Ziele unterscheiden sich. Je nach Situation kann eine Reduktion, eine bewusste Konsumpause, vollständige Abstinenz oder eine medizinisch begleitete Veränderung sinnvoll sein. Auch das Ziel, den eigenen Konsum zunächst nur besser zu verstehen, ist ein legitimer Anfang.
Gleichzeitig gibt es Situationen, in denen Abstinenz medizinisch klar sinnvoll ist. Für Menschen mit psychischen Erkrankungen empfiehlt die aktuelle DHS-Risikokommunikation den Verzicht auf Alkohol, und die aktuellen BIÖG- und DHS-Materialien empfehlen bei psychischen Erkrankungen auch den Verzicht auf Cannabis. Bei bestehender körperlicher Abhängigkeit darf Abstinenz zudem nicht mit unbegleitetem abruptem Entzug verwechselt werden.
Hilfe ist auch möglich, bevor vollständige Abstinenz erreicht oder überhaupt als persönliches Ziel gewählt wurde.
Was bedeutet ein Rückfall?
- Erneuter Konsum nach einer abstinenten oder deutlich reduzierten Phase kann vorkommen.
- Ein Rückfall ist kein moralisches Versagen.
- Auslöser und Kontext lassen sich gemeinsam auswerten.
- Psychiatrische Symptome können dabei eine Rolle spielen.
- Eine Behandlung sollte nicht automatisch beendet werden.
- Krisenplan und Suchthilfe können angepasst werden.
- Je früher erneut Unterstützung gesucht wird, desto besser.
NICE betont bei gleichzeitig schwerer psychischer Erkrankung und Substanzproblemen, dass Menschen auch durch Rückfälle und Krisen hindurch in der Versorgung gehalten werden sollen. Passend dazu: Rückfällen vorbeugen und persönlicher Krisenplan.
Wo bekomme ich Unterstützung?
Psychische Erkrankung und Substanzproblem gehören zusammen behandelt
Menschen mit schwerer psychischer Erkrankung und problematischem Substanzkonsum sollten nicht zwischen psychiatrischer Versorgung und Suchthilfe hin- und hergeschickt werden.

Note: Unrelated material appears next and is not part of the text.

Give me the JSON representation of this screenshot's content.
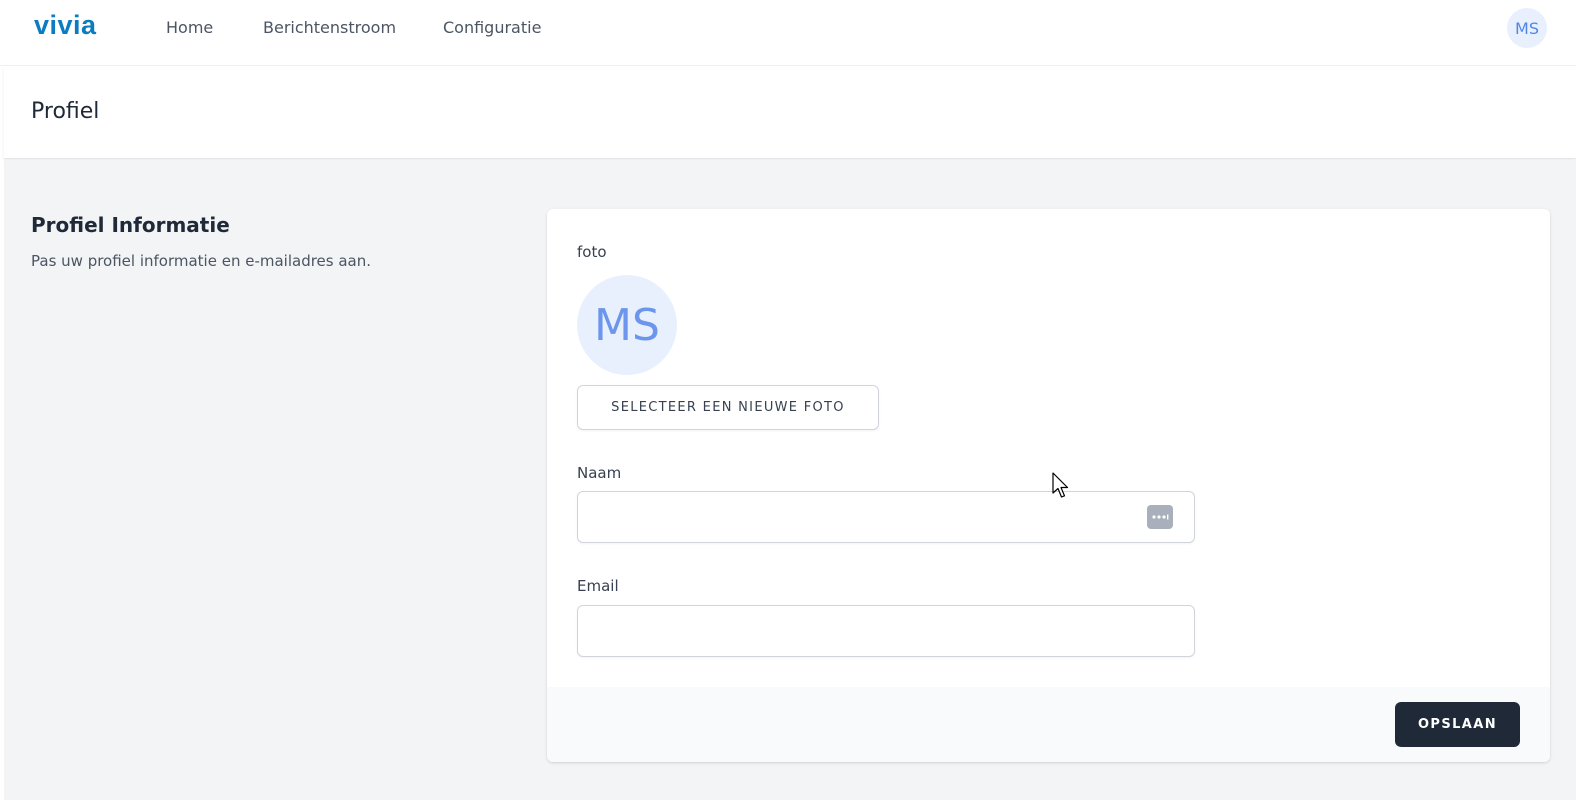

Berücksichtigt werden sollten bipolare Symptomatik, Substanzkonsum, körperliche Gesundheit, Wohnen, Arbeit, Beziehungen, Krisen und die soziale Situation.
NICE empfiehlt bei gleichzeitig schwerer psychischer Erkrankung und Substanzproblemen eine koordinierte Versorgung und ausdrücklich eine Anpassung bestehender Angebote an beide Problembereiche. Weder die Aussage, erst müsse Abstinenz erreicht sein, noch die Aussage, der Konsum sei ausschließlich ein psychiatrisches Symptom, wird dieser Situation gerecht.

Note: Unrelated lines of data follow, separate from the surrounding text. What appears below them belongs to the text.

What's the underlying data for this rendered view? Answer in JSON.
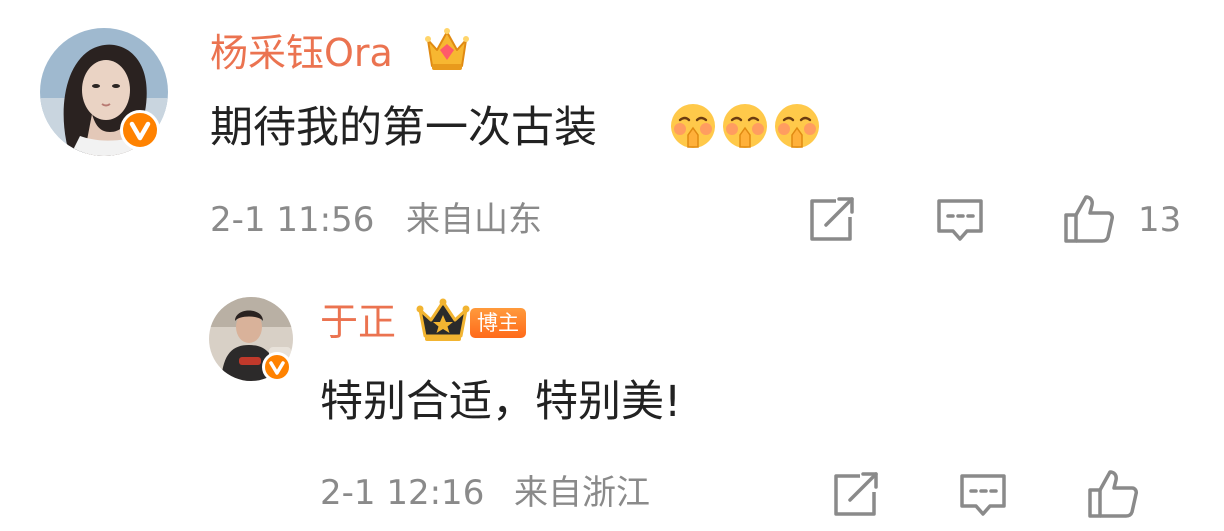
{
  "comment": {
    "username": "杨采钰Ora",
    "text": "期待我的第一次古装",
    "emoji_icon": "shush-face-emoji",
    "emoji_count": 3,
    "time": "2-1 11:56",
    "location": "来自山东",
    "like_count": "13",
    "accent_color": "#eb7350",
    "verified_color": "#ff8200"
  },
  "reply": {
    "username": "于正",
    "host_badge": "博主",
    "text": "特别合适，特别美!",
    "time": "2-1 12:16",
    "location": "来自浙江"
  }
}
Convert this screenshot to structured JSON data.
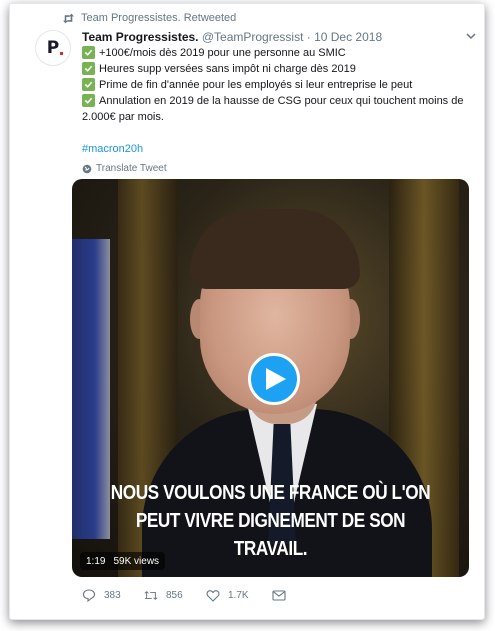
{
  "retweet_line": {
    "text": "Team Progressistes. Retweeted",
    "icon": "retweet-icon"
  },
  "author": {
    "name": "Team Progressistes.",
    "handle": "@TeamProgressist",
    "date": "· 10 Dec 2018",
    "avatar_text": "P"
  },
  "tweet": {
    "lines": [
      "+100€/mois dès 2019 pour une personne au SMIC",
      "Heures supp versées sans impôt ni charge dès 2019",
      "Prime de fin d'année pour les employés si leur entreprise le peut",
      "Annulation en 2019 de la hausse de CSG pour ceux qui touchent moins de"
    ],
    "continuation": "2.000€ par mois.",
    "hashtag": "#macron20h",
    "translate": "Translate Tweet"
  },
  "video": {
    "caption_line1": "NOUS VOULONS UNE FRANCE OÙ L'ON",
    "caption_line2": "PEUT VIVRE DIGNEMENT DE SON TRAVAIL.",
    "duration": "1:19",
    "views": "59K views"
  },
  "actions": {
    "replies": "383",
    "retweets": "856",
    "likes": "1.7K"
  },
  "colors": {
    "accent": "#1da1f2",
    "check": "#77b255",
    "muted": "#657786",
    "link": "#1b95e0"
  }
}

- Hausarztpraxis als erster niedrigschwelliger Zugang
- psychiatrische Praxis
- psychiatrische Institutsambulanz
- Suchtberatungsstelle
- suchtmedizinische Praxis
- Psychotherapie
- ambulante Suchtbehandlung
- stationäre qualifizierte Entzugsbehandlung
- Rehabilitationsbehandlung
- Sozialpsychiatrischer Dienst
- Selbsthilfe
- spezialisierte Angebote für komorbide Erkrankungen, sofern regional vorhanden
Die regionale Verfügbarkeit unterscheidet sich erheblich. Eine Kostenübernahme lässt sich nicht pauschal zusichern, und regionale Telefonnummern werden hier bewusst nicht statisch hinterlegt, weil sie veralten. Beratung kann außerdem zunächst anonym erfolgen, sofern das jeweilige Angebot dies vorsieht. Zentrale Verweise auf offizielle Such- und Hilfesysteme finden Sie unter Hilfe in der Krise.
Wann kann eine stationäre Behandlung sinnvoll sein?
- schwere Manie
- psychotische Beschwerden
- konkrete Suizidalität
- schwere Intoxikation
- medizinisch riskanter Entzug
- erhebliche Selbstvernachlässigung
- mehrere gleichzeitig behandlungsbedürftige Probleme
- ambulante Stabilisierung reicht nicht aus
Psychiatrische Akutbehandlung
Qualifizierte Entzugsbehandlung
Entwöhnung und Rehabilitation
Diese Behandlungsformen sind nicht gleichzusetzen und werden unterschiedlich beantragt und finanziert. Mehr dazu: Klinikaufenthalt und Reha.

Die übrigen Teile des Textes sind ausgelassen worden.